Topic: Culture
I am more and more convinced that there’s a giant gaping hole in Western scholarship, which is the extended artistic, philosophical and religious dialogue that seems to have gone on between India and Europe, probably by way of Arabia. I’ve seen Buddhist cave temples that predate Jesus by 200 years that are precisely the shape of Romanesque cathedrals, and the
Byzantine art exhibit currently running at the Metropolitan Museum of Art contains an illustration for a story that is supposedly derived from the life of the Buddha. There were Jews in Cochin, in southern India, going back possibly to before Jesus. And tonight I stumbled across another fascinating artifact.
I was listening to New Sounds tonight and heard a South Indian devotional song that was described as a “Nirguni bhajan.” I knew the second word, but was surprised by the first, because among Chassidic Jews, a niggun is a wordless tune, often sung by rebbes and thought to possess (or express, or unleash) great spiritual power. They are sung as acts of passionate devotion, like Sufi prayers. The Jewish Encyclopedia has a slightly different interpretation of the word, defining it as “a droning, formless intonation set to a text, and, more especially, the particular mellody-type or prayer-motive to which a service is traditionally rendered, e.g., the Sabbath Niggun.”

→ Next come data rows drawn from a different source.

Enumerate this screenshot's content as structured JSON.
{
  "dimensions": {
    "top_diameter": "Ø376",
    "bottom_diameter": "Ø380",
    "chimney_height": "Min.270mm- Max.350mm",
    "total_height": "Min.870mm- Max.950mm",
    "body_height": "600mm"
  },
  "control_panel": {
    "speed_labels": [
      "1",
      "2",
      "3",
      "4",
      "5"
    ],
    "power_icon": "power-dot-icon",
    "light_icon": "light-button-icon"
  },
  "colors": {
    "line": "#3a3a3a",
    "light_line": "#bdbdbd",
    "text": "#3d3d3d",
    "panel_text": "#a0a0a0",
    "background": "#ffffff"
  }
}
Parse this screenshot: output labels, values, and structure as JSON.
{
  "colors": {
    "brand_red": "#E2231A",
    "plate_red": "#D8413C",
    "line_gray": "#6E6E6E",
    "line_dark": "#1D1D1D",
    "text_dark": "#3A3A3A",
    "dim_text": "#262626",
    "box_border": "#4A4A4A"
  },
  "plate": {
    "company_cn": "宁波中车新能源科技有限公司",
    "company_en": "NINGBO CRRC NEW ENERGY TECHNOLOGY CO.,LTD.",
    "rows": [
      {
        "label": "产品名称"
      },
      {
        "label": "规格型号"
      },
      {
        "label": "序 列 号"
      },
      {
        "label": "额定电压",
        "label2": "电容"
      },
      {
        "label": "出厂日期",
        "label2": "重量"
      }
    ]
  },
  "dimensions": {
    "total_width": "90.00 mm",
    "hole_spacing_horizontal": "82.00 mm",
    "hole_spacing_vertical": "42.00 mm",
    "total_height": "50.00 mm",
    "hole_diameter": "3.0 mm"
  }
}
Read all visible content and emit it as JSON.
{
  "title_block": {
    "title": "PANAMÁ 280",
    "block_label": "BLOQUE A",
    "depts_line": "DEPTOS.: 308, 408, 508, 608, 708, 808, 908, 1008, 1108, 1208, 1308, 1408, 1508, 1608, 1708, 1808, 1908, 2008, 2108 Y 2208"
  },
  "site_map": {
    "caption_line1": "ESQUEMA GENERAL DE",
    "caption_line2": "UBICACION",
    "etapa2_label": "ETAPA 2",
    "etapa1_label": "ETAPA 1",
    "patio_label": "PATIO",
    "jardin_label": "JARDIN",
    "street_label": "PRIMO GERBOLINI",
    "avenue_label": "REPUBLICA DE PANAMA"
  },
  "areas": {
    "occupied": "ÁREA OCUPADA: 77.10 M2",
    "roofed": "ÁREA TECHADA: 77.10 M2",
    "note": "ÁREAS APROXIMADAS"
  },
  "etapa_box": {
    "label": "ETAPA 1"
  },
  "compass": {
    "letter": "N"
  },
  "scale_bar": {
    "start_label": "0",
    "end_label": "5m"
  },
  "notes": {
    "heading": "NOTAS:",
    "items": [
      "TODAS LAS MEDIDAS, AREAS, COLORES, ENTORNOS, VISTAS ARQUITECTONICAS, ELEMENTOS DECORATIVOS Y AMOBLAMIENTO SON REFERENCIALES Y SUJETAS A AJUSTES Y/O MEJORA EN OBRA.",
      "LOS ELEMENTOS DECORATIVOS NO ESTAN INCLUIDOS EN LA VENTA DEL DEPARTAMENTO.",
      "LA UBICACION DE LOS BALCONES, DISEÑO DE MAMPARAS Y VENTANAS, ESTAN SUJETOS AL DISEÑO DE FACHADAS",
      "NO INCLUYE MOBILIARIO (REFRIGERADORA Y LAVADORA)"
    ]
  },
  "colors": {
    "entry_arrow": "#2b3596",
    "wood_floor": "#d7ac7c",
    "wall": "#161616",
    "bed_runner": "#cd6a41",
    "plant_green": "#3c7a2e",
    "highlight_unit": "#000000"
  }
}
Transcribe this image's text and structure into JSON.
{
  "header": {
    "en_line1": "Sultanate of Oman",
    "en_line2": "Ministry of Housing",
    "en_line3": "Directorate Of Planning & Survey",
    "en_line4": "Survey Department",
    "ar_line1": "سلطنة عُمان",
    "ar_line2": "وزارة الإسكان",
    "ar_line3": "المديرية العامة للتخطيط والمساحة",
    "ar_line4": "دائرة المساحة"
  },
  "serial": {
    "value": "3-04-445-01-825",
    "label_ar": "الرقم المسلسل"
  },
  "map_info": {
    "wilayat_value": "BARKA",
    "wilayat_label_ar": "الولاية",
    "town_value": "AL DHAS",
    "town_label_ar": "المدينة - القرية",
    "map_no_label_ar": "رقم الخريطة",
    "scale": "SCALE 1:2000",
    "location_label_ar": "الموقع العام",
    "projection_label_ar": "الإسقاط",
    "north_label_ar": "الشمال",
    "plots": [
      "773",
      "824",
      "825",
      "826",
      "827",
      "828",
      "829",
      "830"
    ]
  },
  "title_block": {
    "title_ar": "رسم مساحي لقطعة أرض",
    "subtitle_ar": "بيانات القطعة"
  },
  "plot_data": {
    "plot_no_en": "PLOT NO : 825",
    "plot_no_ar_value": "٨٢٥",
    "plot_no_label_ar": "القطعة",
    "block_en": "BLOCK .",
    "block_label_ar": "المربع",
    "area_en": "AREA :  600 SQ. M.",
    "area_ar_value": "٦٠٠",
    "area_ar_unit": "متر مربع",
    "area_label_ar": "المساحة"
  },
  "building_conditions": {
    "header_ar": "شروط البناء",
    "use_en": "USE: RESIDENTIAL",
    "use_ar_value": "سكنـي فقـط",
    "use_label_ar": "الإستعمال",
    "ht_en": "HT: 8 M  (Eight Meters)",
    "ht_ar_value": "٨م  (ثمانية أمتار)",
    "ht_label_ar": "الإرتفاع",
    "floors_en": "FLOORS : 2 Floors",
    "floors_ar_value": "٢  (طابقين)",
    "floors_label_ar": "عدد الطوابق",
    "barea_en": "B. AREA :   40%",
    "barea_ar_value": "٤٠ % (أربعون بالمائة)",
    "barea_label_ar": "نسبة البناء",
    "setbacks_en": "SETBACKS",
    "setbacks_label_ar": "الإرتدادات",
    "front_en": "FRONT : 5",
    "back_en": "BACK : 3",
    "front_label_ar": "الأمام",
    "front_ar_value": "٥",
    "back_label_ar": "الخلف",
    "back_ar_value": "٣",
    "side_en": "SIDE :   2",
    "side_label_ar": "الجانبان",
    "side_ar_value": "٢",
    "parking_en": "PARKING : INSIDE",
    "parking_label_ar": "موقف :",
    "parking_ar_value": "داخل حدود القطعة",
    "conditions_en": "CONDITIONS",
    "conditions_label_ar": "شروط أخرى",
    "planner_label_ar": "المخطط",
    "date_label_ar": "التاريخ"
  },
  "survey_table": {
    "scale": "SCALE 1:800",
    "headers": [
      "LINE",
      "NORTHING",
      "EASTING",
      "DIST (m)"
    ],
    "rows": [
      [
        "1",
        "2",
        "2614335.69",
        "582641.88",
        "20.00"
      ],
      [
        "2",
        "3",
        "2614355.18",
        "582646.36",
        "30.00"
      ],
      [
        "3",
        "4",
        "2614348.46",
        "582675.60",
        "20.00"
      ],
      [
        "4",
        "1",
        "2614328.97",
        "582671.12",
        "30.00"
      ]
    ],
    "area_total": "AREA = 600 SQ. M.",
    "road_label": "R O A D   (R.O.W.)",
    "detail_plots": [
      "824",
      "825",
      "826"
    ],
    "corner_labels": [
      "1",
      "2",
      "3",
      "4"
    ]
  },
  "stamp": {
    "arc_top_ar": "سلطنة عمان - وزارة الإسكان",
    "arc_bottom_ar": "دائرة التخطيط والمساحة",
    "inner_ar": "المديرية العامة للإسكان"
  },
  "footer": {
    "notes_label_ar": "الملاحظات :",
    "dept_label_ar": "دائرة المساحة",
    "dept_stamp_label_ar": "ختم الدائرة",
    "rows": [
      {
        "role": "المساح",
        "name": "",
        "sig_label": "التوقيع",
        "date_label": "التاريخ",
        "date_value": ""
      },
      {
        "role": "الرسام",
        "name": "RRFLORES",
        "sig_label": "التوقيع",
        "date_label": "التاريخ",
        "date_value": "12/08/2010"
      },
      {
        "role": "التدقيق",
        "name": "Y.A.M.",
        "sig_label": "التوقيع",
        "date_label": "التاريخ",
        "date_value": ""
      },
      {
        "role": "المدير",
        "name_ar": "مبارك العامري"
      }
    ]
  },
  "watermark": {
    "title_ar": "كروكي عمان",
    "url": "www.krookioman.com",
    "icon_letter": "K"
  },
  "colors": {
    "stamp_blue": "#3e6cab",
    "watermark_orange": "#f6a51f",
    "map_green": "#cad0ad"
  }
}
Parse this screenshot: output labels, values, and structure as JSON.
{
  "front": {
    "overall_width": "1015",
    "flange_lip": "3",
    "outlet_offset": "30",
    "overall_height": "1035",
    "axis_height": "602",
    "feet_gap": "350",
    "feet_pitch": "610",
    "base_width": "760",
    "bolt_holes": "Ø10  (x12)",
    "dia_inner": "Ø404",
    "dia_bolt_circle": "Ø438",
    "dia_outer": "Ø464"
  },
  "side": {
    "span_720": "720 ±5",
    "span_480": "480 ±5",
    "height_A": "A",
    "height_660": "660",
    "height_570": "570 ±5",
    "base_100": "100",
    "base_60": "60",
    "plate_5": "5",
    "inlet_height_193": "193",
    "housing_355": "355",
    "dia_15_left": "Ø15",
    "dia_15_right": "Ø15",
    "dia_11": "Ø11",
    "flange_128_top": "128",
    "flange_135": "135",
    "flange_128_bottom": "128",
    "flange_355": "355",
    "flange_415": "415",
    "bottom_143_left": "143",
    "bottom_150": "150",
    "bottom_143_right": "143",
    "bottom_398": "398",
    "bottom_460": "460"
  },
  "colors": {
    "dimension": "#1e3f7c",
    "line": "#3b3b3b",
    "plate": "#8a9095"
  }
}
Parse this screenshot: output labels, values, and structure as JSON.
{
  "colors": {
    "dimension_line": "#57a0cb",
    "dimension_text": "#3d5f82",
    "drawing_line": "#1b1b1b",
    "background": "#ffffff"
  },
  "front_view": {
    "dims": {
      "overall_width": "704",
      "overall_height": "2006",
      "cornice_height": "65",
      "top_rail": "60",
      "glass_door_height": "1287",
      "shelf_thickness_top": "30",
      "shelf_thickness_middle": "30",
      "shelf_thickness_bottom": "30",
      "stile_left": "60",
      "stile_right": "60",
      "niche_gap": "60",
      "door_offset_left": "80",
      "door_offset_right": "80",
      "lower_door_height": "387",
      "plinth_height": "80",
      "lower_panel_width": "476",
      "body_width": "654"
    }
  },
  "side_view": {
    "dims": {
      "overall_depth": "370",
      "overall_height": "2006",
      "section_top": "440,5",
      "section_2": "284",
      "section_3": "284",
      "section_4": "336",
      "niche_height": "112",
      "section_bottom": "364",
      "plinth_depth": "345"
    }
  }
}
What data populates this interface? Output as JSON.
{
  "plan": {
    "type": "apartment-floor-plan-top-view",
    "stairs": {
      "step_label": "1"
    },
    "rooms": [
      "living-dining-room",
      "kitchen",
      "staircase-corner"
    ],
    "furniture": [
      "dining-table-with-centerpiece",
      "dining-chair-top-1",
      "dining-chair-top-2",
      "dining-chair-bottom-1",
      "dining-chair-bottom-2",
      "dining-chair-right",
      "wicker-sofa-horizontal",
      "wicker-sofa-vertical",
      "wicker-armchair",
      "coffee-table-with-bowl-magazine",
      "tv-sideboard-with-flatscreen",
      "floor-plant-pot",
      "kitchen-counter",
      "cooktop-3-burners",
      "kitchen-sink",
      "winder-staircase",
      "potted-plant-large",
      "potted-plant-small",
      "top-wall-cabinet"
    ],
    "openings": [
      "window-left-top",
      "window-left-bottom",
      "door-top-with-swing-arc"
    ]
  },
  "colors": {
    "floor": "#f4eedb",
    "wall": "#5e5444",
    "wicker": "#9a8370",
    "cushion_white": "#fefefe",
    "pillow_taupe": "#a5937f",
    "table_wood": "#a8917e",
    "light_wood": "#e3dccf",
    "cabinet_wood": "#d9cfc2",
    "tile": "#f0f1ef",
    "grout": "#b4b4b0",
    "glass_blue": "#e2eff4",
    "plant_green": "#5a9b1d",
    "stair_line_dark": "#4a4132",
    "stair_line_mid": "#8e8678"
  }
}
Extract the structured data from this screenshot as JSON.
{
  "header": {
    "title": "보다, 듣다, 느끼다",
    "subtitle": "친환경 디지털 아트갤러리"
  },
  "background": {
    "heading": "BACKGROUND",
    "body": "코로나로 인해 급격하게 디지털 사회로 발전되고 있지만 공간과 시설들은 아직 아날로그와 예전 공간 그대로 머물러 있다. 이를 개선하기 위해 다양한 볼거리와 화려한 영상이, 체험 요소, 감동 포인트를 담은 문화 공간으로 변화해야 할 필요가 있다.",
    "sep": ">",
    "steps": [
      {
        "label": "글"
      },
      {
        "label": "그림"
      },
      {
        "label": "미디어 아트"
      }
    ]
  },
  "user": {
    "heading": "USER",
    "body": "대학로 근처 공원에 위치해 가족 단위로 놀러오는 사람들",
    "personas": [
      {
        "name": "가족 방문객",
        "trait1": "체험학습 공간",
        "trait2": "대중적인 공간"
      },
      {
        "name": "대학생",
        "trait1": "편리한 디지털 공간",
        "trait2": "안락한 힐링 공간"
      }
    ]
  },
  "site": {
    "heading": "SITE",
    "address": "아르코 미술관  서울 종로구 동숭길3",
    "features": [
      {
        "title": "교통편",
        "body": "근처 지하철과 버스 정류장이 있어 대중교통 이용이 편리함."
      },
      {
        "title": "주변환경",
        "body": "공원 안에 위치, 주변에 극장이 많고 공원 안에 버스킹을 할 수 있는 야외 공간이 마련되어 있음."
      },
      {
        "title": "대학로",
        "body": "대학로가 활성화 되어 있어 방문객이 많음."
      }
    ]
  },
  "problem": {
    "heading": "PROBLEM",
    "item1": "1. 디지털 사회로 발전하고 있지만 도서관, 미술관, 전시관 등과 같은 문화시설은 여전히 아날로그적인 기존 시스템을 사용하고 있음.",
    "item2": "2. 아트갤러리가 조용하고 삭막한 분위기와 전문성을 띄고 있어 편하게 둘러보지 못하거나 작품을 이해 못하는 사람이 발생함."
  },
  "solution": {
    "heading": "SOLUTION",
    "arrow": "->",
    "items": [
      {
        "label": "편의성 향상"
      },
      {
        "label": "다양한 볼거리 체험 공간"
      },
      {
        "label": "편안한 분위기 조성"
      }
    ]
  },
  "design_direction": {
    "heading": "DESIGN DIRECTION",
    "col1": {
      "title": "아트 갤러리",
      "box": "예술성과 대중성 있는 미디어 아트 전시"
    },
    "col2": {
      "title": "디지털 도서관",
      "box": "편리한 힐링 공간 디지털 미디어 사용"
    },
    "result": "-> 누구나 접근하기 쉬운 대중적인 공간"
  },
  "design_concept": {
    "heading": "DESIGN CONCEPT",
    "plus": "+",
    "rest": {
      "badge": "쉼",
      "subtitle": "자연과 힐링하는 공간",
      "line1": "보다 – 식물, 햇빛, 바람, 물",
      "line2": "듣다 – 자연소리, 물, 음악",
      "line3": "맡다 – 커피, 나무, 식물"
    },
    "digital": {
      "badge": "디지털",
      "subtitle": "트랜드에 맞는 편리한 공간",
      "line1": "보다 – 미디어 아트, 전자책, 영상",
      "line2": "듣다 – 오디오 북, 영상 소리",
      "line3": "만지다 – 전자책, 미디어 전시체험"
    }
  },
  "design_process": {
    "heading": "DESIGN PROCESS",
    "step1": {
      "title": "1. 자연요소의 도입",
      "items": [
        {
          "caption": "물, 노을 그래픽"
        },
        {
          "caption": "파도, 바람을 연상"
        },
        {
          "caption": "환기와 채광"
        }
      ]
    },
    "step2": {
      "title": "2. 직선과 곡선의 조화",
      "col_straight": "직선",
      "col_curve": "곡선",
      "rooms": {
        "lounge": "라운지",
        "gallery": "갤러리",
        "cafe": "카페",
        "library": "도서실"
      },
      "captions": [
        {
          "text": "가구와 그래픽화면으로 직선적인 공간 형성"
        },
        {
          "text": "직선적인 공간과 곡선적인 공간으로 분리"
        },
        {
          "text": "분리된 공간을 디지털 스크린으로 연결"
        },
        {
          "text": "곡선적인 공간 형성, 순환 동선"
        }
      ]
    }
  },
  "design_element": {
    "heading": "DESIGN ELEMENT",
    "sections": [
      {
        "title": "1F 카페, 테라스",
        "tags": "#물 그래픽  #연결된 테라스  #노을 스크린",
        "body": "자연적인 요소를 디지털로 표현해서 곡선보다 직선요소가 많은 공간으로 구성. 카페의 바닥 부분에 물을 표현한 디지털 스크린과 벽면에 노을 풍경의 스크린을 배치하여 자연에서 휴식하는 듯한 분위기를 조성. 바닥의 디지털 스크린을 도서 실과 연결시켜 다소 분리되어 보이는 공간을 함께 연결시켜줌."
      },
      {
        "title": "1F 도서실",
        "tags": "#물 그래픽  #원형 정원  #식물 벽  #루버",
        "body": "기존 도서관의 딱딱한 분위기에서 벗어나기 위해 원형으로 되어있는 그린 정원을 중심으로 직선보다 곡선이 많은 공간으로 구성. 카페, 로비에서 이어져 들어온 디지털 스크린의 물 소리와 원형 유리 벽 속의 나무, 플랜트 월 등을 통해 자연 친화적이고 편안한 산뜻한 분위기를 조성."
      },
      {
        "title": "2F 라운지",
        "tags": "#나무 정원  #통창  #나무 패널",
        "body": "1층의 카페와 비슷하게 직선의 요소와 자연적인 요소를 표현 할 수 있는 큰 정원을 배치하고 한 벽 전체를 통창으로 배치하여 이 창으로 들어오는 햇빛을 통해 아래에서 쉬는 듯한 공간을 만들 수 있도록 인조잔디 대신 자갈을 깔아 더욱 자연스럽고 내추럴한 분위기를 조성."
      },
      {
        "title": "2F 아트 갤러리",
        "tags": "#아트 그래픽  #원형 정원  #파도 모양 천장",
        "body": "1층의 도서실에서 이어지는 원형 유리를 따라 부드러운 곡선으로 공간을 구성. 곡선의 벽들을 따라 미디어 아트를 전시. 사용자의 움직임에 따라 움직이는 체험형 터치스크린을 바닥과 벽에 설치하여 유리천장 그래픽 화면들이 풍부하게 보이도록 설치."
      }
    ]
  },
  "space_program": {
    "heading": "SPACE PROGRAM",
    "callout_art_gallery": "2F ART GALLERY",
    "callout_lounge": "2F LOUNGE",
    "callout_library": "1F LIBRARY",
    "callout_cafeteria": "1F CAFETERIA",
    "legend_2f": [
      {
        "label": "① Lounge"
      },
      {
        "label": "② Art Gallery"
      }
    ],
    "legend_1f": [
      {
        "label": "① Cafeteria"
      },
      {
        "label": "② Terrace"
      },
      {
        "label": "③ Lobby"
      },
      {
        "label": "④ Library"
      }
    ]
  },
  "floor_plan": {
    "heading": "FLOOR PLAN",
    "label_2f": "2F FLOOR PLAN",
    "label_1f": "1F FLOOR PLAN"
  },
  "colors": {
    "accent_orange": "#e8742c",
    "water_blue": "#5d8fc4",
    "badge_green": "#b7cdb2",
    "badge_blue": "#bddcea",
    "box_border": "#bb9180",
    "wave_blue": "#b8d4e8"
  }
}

A Google search on the term Nirgun turns up a fascinating set of associations. The term itself seems to mean “formless,” “unmanifested,” and also to refer to a genre of devotional music — just as the niggun is a formless (or at least wordless) devotional song. The term seems to have importance in the Sikh religion, and the search turned up a number of links to Sikh “Nirguni saints.” For the Sikhs, the word also appears to refer to the Absolute that is God.
I don’t know what to make of all this, except to say that it seems once again that the religions of East and West have been talking to each other pretty intently since the 17th century or so, and chatted now and again before then, too.